For predicates this encodes a let predicate:
#x.(x=E & P)
corresponds to something like
let x=E in P
Within set comprehensions one can use the following construct:
dom({x,y|y=E & P})
corresponds to something like
{x|let y=E in P}
In case F is a set expression, then the following construct can be used to encode a let statement:
#UNION(x).(x=E|F)
corresponds to something like
let x=E in F
The following construct has exactly the same effect:
#INTER(x).(x=E|F)
Classical B only has an IF-THEN-ELSE substitution (aka statement), no such construct for predicates or expressions.
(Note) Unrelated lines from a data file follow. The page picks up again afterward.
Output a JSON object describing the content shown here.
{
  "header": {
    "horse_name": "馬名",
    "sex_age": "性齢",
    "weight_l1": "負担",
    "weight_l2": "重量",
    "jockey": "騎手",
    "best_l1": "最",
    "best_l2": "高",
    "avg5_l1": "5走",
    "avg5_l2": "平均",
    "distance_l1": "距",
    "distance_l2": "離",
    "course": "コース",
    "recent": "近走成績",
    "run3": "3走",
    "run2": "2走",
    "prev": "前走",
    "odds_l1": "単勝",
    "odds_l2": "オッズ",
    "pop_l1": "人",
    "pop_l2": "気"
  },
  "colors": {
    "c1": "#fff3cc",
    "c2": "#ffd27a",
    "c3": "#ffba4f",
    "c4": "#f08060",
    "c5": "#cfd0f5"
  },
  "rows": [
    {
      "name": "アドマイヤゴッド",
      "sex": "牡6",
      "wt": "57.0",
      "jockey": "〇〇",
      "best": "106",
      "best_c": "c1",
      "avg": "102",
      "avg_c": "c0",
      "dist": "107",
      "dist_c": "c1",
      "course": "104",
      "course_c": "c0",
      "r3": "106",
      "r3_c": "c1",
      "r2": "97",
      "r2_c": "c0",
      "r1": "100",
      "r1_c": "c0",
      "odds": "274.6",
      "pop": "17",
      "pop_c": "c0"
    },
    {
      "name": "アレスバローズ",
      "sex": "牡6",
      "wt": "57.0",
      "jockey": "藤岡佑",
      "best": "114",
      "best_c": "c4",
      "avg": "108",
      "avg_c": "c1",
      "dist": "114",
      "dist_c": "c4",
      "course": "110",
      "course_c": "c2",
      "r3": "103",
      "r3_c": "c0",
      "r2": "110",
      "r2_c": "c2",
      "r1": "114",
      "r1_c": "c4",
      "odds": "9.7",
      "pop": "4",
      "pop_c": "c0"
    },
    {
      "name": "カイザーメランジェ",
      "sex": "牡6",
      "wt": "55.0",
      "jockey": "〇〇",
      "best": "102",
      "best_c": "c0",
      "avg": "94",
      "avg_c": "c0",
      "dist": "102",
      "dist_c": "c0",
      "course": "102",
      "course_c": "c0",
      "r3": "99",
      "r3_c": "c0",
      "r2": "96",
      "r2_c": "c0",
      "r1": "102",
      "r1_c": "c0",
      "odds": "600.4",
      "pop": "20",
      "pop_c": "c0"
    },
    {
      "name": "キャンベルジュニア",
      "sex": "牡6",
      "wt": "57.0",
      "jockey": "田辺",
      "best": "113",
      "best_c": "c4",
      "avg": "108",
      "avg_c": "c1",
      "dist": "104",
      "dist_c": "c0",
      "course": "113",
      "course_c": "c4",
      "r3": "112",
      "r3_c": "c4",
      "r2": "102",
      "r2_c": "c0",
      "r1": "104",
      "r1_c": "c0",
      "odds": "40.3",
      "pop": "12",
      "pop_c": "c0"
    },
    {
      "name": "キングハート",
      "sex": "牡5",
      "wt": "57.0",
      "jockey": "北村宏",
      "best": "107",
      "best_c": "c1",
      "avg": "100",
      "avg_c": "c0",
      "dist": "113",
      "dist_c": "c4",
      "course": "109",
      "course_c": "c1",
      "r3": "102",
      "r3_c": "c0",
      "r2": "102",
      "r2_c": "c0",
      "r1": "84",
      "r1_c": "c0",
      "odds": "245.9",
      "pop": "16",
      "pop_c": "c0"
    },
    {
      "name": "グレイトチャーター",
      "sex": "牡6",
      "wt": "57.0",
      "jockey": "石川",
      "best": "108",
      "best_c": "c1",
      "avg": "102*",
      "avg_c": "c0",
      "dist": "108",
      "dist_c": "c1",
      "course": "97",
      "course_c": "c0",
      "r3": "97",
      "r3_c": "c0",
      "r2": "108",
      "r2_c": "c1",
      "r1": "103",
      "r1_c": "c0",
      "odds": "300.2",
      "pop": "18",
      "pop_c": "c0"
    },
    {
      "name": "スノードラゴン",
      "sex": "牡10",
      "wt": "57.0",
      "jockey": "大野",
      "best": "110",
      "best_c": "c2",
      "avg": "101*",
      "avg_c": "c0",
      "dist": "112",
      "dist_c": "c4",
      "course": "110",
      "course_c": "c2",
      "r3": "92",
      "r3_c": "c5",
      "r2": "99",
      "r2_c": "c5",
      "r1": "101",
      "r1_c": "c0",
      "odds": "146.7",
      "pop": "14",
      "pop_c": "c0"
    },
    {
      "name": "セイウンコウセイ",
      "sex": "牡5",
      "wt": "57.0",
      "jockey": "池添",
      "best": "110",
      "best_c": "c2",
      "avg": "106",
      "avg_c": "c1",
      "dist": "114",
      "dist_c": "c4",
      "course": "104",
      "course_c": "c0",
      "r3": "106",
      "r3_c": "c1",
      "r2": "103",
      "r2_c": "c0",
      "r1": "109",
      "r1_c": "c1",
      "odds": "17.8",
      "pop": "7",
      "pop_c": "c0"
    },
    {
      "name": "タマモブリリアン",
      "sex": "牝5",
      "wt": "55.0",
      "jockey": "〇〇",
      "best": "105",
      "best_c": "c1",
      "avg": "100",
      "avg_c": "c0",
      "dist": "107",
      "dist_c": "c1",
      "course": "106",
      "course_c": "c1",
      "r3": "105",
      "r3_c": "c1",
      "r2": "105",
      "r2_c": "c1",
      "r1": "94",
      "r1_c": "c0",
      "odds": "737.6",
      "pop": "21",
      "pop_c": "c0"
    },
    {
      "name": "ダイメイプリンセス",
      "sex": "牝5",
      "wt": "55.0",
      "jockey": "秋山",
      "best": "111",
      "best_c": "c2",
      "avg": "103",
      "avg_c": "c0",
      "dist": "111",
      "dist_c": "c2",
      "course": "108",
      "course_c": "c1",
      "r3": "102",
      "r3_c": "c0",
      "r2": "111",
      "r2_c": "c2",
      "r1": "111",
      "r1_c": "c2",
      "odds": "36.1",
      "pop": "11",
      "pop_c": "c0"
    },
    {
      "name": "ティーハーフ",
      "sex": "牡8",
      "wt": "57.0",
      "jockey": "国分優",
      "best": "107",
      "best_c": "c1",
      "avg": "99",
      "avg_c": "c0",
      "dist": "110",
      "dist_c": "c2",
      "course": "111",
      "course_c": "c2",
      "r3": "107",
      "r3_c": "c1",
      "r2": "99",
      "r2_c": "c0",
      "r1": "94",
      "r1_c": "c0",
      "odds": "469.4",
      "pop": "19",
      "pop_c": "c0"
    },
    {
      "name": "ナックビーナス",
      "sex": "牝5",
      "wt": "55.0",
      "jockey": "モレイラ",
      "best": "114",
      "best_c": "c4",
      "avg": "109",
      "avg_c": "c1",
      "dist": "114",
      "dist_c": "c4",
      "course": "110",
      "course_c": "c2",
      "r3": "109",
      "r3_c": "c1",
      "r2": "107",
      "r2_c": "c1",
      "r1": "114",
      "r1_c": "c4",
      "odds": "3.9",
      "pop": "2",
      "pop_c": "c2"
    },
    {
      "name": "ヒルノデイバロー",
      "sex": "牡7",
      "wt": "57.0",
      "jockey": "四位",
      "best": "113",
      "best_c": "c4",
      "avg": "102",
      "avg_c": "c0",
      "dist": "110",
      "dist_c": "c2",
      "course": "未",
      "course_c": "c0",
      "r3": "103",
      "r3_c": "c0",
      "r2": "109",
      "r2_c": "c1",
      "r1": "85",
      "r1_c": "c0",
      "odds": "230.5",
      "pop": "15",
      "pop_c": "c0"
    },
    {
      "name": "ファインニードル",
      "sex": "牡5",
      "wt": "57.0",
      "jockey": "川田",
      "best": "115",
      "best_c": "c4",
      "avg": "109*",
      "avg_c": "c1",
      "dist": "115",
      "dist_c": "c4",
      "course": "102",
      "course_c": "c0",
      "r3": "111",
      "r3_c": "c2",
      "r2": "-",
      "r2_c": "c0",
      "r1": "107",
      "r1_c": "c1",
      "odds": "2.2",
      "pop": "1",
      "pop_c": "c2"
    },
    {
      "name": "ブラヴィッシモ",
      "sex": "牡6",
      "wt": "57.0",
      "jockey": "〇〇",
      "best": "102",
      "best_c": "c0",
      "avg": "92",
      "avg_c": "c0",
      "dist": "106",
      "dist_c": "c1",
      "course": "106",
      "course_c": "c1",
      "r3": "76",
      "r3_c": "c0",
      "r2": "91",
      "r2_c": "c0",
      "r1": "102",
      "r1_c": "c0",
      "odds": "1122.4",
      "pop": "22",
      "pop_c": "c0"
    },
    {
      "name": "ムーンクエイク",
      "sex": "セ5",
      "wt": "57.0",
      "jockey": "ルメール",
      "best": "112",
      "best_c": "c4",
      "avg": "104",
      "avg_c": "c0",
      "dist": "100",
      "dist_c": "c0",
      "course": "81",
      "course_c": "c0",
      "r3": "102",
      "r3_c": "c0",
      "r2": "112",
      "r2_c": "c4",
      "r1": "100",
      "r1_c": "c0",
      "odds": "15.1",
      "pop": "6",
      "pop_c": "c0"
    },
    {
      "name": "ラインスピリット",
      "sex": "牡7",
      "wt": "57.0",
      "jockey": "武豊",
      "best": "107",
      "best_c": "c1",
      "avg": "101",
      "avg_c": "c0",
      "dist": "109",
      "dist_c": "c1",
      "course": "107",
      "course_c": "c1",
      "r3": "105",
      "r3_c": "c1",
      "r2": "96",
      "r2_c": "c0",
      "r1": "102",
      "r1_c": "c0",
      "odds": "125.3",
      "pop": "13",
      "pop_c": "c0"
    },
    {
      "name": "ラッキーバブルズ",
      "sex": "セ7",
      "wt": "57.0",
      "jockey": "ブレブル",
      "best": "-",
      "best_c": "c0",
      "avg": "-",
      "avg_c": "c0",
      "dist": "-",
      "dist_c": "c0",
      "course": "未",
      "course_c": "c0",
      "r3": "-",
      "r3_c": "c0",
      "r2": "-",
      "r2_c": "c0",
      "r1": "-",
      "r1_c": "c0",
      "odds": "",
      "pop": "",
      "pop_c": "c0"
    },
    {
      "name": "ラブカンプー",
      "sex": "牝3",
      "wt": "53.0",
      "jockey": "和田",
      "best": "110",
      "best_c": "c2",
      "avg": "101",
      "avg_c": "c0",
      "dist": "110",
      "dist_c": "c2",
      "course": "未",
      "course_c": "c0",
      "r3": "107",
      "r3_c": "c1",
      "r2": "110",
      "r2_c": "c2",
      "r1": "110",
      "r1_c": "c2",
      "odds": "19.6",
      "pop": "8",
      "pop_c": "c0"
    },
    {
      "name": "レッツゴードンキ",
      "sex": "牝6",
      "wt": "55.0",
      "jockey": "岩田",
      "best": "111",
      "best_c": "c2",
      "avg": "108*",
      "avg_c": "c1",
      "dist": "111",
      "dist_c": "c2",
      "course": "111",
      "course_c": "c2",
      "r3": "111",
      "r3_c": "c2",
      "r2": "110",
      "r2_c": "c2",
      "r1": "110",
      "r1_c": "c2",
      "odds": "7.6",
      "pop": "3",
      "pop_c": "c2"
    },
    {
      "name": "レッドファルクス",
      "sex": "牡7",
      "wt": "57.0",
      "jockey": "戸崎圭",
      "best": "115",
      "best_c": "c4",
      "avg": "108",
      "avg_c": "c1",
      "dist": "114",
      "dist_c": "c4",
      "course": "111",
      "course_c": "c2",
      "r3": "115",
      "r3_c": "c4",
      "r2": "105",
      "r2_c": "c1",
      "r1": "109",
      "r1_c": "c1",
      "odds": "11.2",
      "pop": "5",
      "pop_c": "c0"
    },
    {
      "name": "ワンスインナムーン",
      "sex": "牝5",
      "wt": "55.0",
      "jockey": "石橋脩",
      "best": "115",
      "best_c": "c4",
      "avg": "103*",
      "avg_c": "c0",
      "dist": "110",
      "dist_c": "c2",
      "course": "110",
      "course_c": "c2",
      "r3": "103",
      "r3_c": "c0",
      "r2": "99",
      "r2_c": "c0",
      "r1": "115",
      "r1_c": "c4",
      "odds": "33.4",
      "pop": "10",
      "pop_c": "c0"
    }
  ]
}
%((x).(x=0 & PRED|C1)\/%(x).(x=0 & not(PRED)|C2)) (0)
encodes
if PRED then C1 else C2
In classical B there is no counterpart to the Event-B finite operator. However, the following construct has the same effect as finite(x) (and is recognised by ProB):
x : FIN(x)
One can encode the fact that n objects x1,...,xn are pair-wise different using the following construct (recognised by ProB):
card({x1,...,xn})=n
Given a function f and a sequence s one can map the function over all elements of s using the relational composition operator ;:
(s ; f)
For example, ([1,2,3] ; succ) gives us the sequence [2,3,4].